4. Action. a. The owner of each existing certificated unit must provide the cognizant OCMI a proposed plan to accomplish the requirements in paragraph 3. c. of this NVIC within 60 days from the effective date of the regulations. Most items should be approved at the unit's next inspection for certification; however, where major equipment installations are concerned, the owner may be allowed up to two years to comply with the requirements from the time the OCMI completes his assessment of the proposals.
b. Application for Original Inspection for Certification. Not later than sixty days from January 3, 1979, application for original inspection for certification of all existing uncertificated units, shall be submitted to the appropriate OCMI. The plans or descriptive data specified in paragraph 3.d(2) of this NVIC along with a proposed plan to bring the unit into compliance should, if possible, be submitted with the application for inspection. If not feasible to assemble all required information in this time frame, an estimated date of submittal shall be indicated on the application. Arrangements should be made to commence the original inspection for certification with due consideration for the unit's operating situation.
c. To the extent possible the same inspection team will conduct the inspection of all existing uncertificated units in a geographical area. It may be advantageous to conduct the original inspection in conjunction with an impending special or periodic survey, drydocking or availability period. Units under construction will receive primary consideration by the OCMI for the allocation of time and personnel so that any problems can be identified while the unit is in the most advantageous situation to apply corrections.

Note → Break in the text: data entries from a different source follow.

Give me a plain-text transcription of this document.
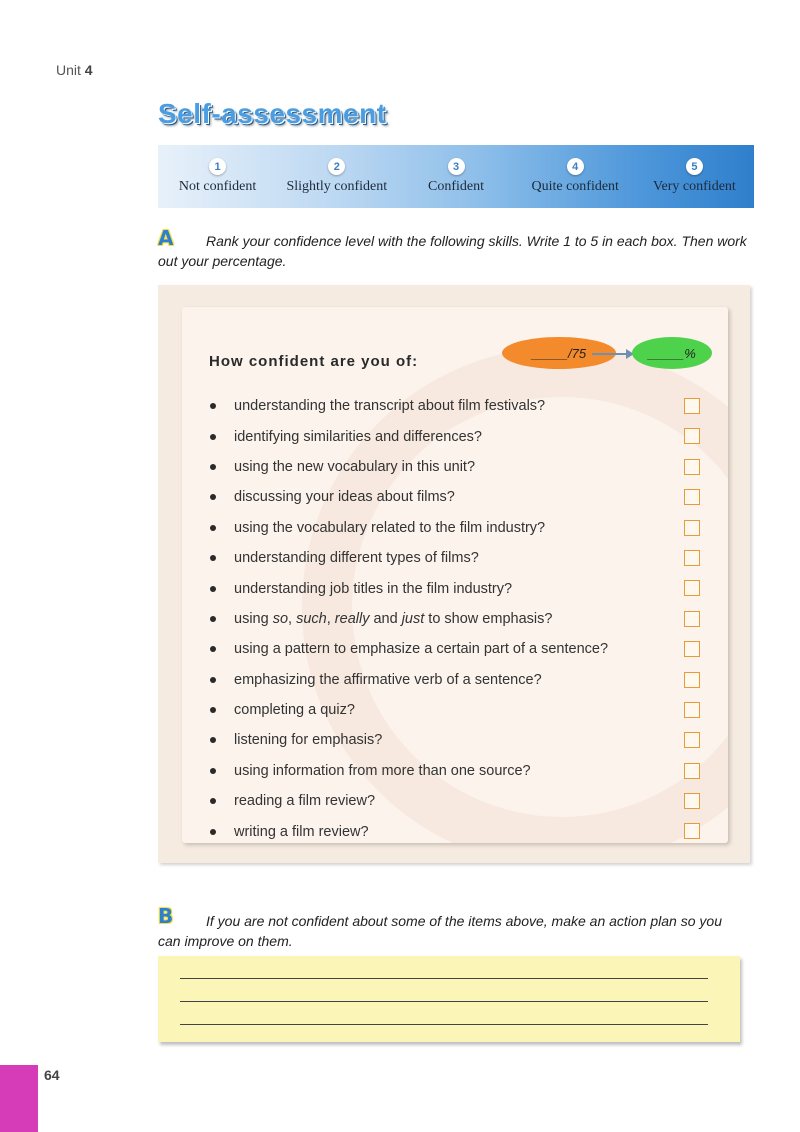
Unit 4
Self-assessment
1
Not confident
2
Slightly confident
3
Confident
4
Quite confident
5
Very confident
A	Rank your confidence level with the following skills. Write 1 to 5 in each box. Then work out your percentage.
How confident are you of:	_____/75	_____%
understanding the transcript about film festivals?
identifying similarities and differences?
using the new vocabulary in this unit?
discussing your ideas about films?
using the vocabulary related to the film industry?
understanding different types of films?
understanding job titles in the film industry?
using so, such, really and just to show emphasis?
using a pattern to emphasize a certain part of a sentence?
emphasizing the affirmative verb of a sentence?
completing a quiz?
listening for emphasis?
using information from more than one source?
reading a film review?
writing a film review?
B	If you are not confident about some of the items above, make an action plan so you can improve on them.
64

d. The variety of designs and arrangements presented by existing uninspected MODU's makes it impractical to prescribe detailed standards for all existing units. The procedures followed to implement this NVC must provide the necessary flexibility. Items which must be taken into consideration in applying this NVIC are listed below. Categorizing units into groups to which the same items apply will be of value during the inspection process. These items are:
• Date build
• Classed by ABS or other classification society
• Load Line assignment
• Operating history (including geographical areas)
• Present location
e. Issuance of the Original Certificate of Inspection. The intent of the original inspection of existing uncertificated units is to identify and commence correction of any unsafe conditions and/or equipment deficiencies and to issue the unit an original Certificate of Inspection. A reasonable period of time will be permitted to correct minor deficiencies. Those items directly affecting personnel safety and health will require immediate attention to correct the unsafe condition. Extensive deficiencies, such as those involving structural aspects or equipment may require up to two years to remedy. Additional times may be allowed if repair facilities are not available to coastal areas adjacent to the unit's area of operation. Where manifestly unsafe conditions are found, the OCMI may require that the unit discontinue operations until such conditions are corrected. If the owner or operator feels aggrieved by the decision of the OCMI, the appeals procedures of 46 CFR 2.01–70 are applicable.
f. Questions concerning this NVIC should be referred to the Commandant (CG–CVC).